Ya ha llegado a las aulas la primera generación digital, los que nacieron alrededor del estallido de la primera burbuja tecnológica. Es decir, los que tenemos más años empezamos a ser conscientes de los desengaños asociados a toda una época.
Si a partir del 2005 creíamos que las, por entonces, nuevas tecnologías serían el elemento disruptivo que conseguirían soñadas utopías (más libertad, más justicia, control del poder, reparto de la riqueza, acceso general a la información…), a partir del 2015 entendimos que la centralización de los datos y los beneficios de la transnacionalidad solo iban a beneficiar a unos pocos. Muy pocos. Y siempre a costa de nuestros derechos y nivel de vida.
Hay decenas de ensayos y novelas que tratan sobre este desencanto, pero quiero centrarme en dos títulos que hablan sobre la educación y la universidad y, solo transversalmente, de la tecnología. Las estadounidenses Cathy Davidson y Andrea Gabor remarcan en sendos libros los cambios sufridos por las instituciones educativas. Ambas son optimistas pese a todo y destacan en sus textos las experiencias positivas, sin embargo, por diferentes caminos lo que cuestionan severamente es el uso de la tecnología para digitalizar la educación.
A partir del 2005, la tecnificación de la educación fue muy intensa, pero faltó, como en el resto de la sociedad, un debate sosegado sobre la aportación real a la calidad del aprendizaje o la experiencia del alumno. Como señaló John Bury, bastaba el aura de progreso para asumir que incluir lo digital en cualquier contexto era bueno.
En realidad, como señalan Davidson o Gabor, esta urgencia no provenía de la comunidad educativa, sino de sus gerentes, porque les permitía ahorrar costes (y ganar la consiguiente prima). El resultado era que la educación se convertía en un proceso industrial, aunque paradójicamente su valor recae en ser un proceso artesano, único y personal.

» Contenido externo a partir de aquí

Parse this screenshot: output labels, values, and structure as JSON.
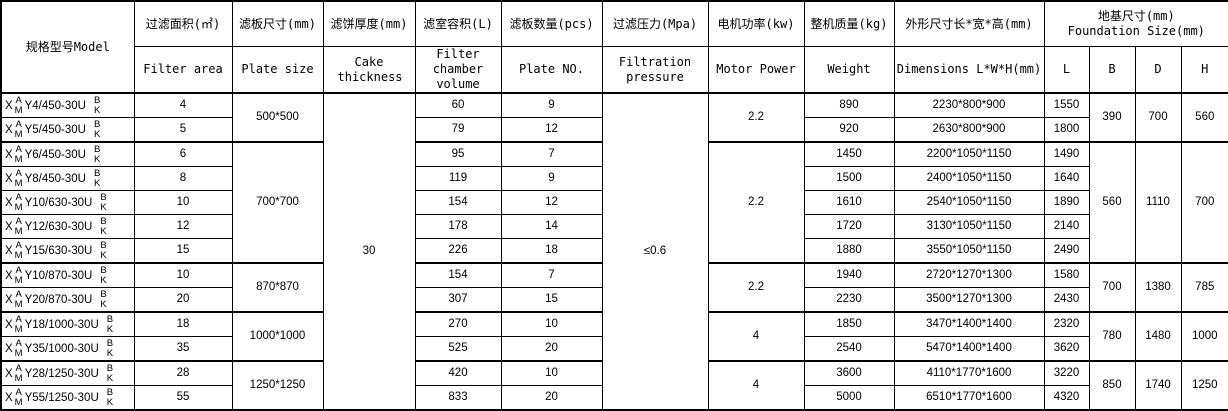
{
  "header": {
    "model": "规格型号Model",
    "filter_area": {
      "cn": "过滤面积(㎡)",
      "en": "Filter area"
    },
    "plate_size": {
      "cn": "滤板尺寸(mm)",
      "en": "Plate size"
    },
    "cake": {
      "cn": "滤饼厚度(mm)",
      "en": "Cake thickness"
    },
    "chamber": {
      "cn": "滤室容积(L)",
      "en": "Filter chamber volume"
    },
    "plates": {
      "cn": "滤板数量(pcs)",
      "en": "Plate NO."
    },
    "pressure": {
      "cn": "过滤压力(Mpa)",
      "en": "Filtration pressure"
    },
    "motor": {
      "cn": "电机功率(kw)",
      "en": "Motor Power"
    },
    "weight": {
      "cn": "整机质量(kg)",
      "en": "Weight"
    },
    "dims": {
      "cn": "外形尺寸长*宽*高(mm)",
      "en": "Dimensions L*W*H(mm)"
    },
    "foundation": {
      "cn": "地基尺寸(mm)",
      "en": "Foundation Size(mm)",
      "L": "L",
      "B": "B",
      "D": "D",
      "H": "H"
    }
  },
  "model_affix": {
    "prefix": "X",
    "top": "A",
    "bottom": "M",
    "suffix_top": "B",
    "suffix_bottom": "K"
  },
  "rows": [
    {
      "model": "Y4/450-30U",
      "area": "4",
      "volume": "60",
      "plates": "9",
      "weight": "890",
      "dims": "2230*800*900",
      "L": "1550"
    },
    {
      "model": "Y5/450-30U",
      "area": "5",
      "volume": "79",
      "plates": "12",
      "weight": "920",
      "dims": "2630*800*900",
      "L": "1800"
    },
    {
      "model": "Y6/450-30U",
      "area": "6",
      "volume": "95",
      "plates": "7",
      "weight": "1450",
      "dims": "2200*1050*1150",
      "L": "1490"
    },
    {
      "model": "Y8/450-30U",
      "area": "8",
      "volume": "119",
      "plates": "9",
      "weight": "1500",
      "dims": "2400*1050*1150",
      "L": "1640"
    },
    {
      "model": "Y10/630-30U",
      "area": "10",
      "volume": "154",
      "plates": "12",
      "weight": "1610",
      "dims": "2540*1050*1150",
      "L": "1890"
    },
    {
      "model": "Y12/630-30U",
      "area": "12",
      "volume": "178",
      "plates": "14",
      "weight": "1720",
      "dims": "3130*1050*1150",
      "L": "2140"
    },
    {
      "model": "Y15/630-30U",
      "area": "15",
      "volume": "226",
      "plates": "18",
      "weight": "1880",
      "dims": "3550*1050*1150",
      "L": "2490"
    },
    {
      "model": "Y10/870-30U",
      "area": "10",
      "volume": "154",
      "plates": "7",
      "weight": "1940",
      "dims": "2720*1270*1300",
      "L": "1580"
    },
    {
      "model": "Y20/870-30U",
      "area": "20",
      "volume": "307",
      "plates": "15",
      "weight": "2230",
      "dims": "3500*1270*1300",
      "L": "2430"
    },
    {
      "model": "Y18/1000-30U",
      "area": "18",
      "volume": "270",
      "plates": "10",
      "weight": "1850",
      "dims": "3470*1400*1400",
      "L": "2320"
    },
    {
      "model": "Y35/1000-30U",
      "area": "35",
      "volume": "525",
      "plates": "20",
      "weight": "2540",
      "dims": "5470*1400*1400",
      "L": "3620"
    },
    {
      "model": "Y28/1250-30U",
      "area": "28",
      "volume": "420",
      "plates": "10",
      "weight": "3600",
      "dims": "4110*1770*1600",
      "L": "3220"
    },
    {
      "model": "Y55/1250-30U",
      "area": "55",
      "volume": "833",
      "plates": "20",
      "weight": "5000",
      "dims": "6510*1770*1600",
      "L": "4320"
    }
  ],
  "groups": [
    {
      "start": 0,
      "span": 2,
      "plate_size": "500*500",
      "motor": "2.2",
      "B": "390",
      "D": "700",
      "H": "560"
    },
    {
      "start": 2,
      "span": 5,
      "plate_size": "700*700",
      "motor": "2.2",
      "B": "560",
      "D": "1110",
      "H": "700"
    },
    {
      "start": 7,
      "span": 2,
      "plate_size": "870*870",
      "motor": "2.2",
      "B": "700",
      "D": "1380",
      "H": "785"
    },
    {
      "start": 9,
      "span": 2,
      "plate_size": "1000*1000",
      "motor": "4",
      "B": "780",
      "D": "1480",
      "H": "1000"
    },
    {
      "start": 11,
      "span": 2,
      "plate_size": "1250*1250",
      "motor": "4",
      "B": "850",
      "D": "1740",
      "H": "1250"
    }
  ],
  "cake_thickness": "30",
  "filtration_pressure": "≤0.6"
}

La visión industrial tuvo su mejor reflejo en el aumento geométrico de la oferta de la enseñanza en línea, pero no entendida como una evolución de la enseñanza a distancia, sino como la homogenización del proceso educativo. Sin embargo, la buena educación a distancia conlleva unos costes que en nada envidian a la presencial. Por eso, a partir del 2016, se puede hablar de otro pinchazo tecnológico, esta vez asociado a la educación basada en la tecnología, del que parece que solo se salvan las instituciones anteriores a la digitalización. Parece claro: la cuestión no es si el aprendizaje debe ser a distancia o presencial, sino bueno o malo.
¿Qué hace que un proceso de aprendizaje sea bueno y valorado? Lo mismo que hace cientos de años, señalan dichas autoras: maestros entrenados y centrados en los estudiantes, con alta formación, actualizados y curiosos, junto a aprendientes responsables de su proceso. Ambos ingredientes, remarcan ambas, hacen que lo disruptivo no sea la tecnología, sino la magia de una buena clase (los que tenemos la suerte de vivirlo en la Universidad Europea lo sabemos).
Más allá de las burbujas, según autores como Eric Sadin, esta es una conclusión frecuente en diferentes ámbitos: cada vez apreciamos más las interacciones cara a cara. Quizá, después de todo, la gran utopía era esa: valorar lo que teníamos.